Inside Kinsale nothing stirred and De Aquila claimed he was not aware what the Irish planned to do that day. He soon after surrendered and was allowed to depart for Spain with his men.
The morale of the Irish in revolt never recovered after this huge setback and the forced departure of the expeditionary force sent by the King of Spain to help them. O’Donnell almost immediately took ship for Spain to organise another expedition but was poisoned there by English agents. O’Neill returned North and fought on until 1603 when he surrendered to Mountjoy. Remarkably he got his personal Estates back and with a fair degree of local control again in his hands.

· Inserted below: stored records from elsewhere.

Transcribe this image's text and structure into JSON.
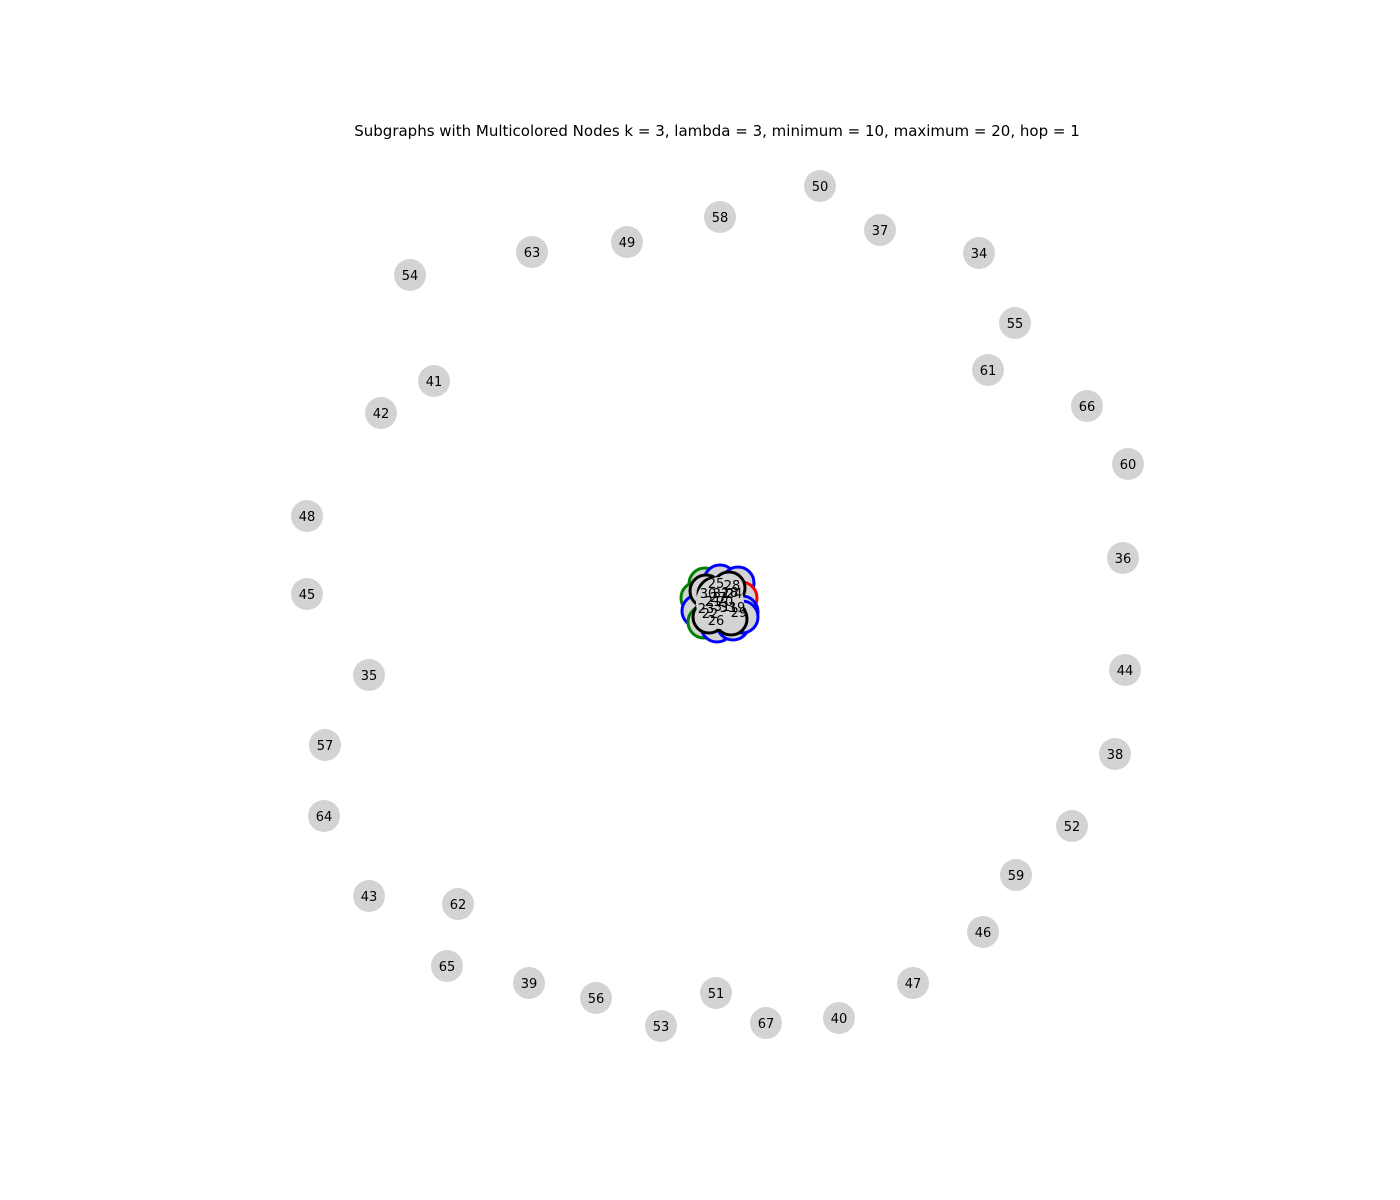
{
  "title": "Subgraphs with Multicolored Nodes k = 3, lambda = 3, minimum = 10, maximum = 20, hop = 1",
  "colors": {
    "node_fill": "#d3d3d3",
    "ring_blue": "#0000ff",
    "ring_green": "#008000",
    "ring_red": "#ff0000",
    "ring_black": "#000000",
    "text": "#000000"
  },
  "outer_nodes": [
    "50",
    "58",
    "37",
    "49",
    "63",
    "34",
    "54",
    "55",
    "61",
    "41",
    "66",
    "42",
    "60",
    "48",
    "36",
    "45",
    "44",
    "35",
    "57",
    "38",
    "64",
    "52",
    "59",
    "43",
    "62",
    "46",
    "65",
    "39",
    "47",
    "56",
    "51",
    "40",
    "67",
    "53"
  ],
  "cluster_labels": [
    "28",
    "25",
    "18",
    "24",
    "32",
    "30",
    "27",
    "29",
    "26",
    "23",
    "21",
    "20",
    "22",
    "31",
    "33",
    "19"
  ]
}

But his days were numbered as English Law was gradually extended into Ulster and his authority continually undermined. Fearing imprisonment and execution on trumped up accusations he fled to the Continent in 1607 in the famous ‘Flight of the Earls’. He ended his days in Rome as a charge on the Spanish Monarchy but under the immediate protection of the Pope. He died and was buried there in 1616 - still plotting to regain his lost lands.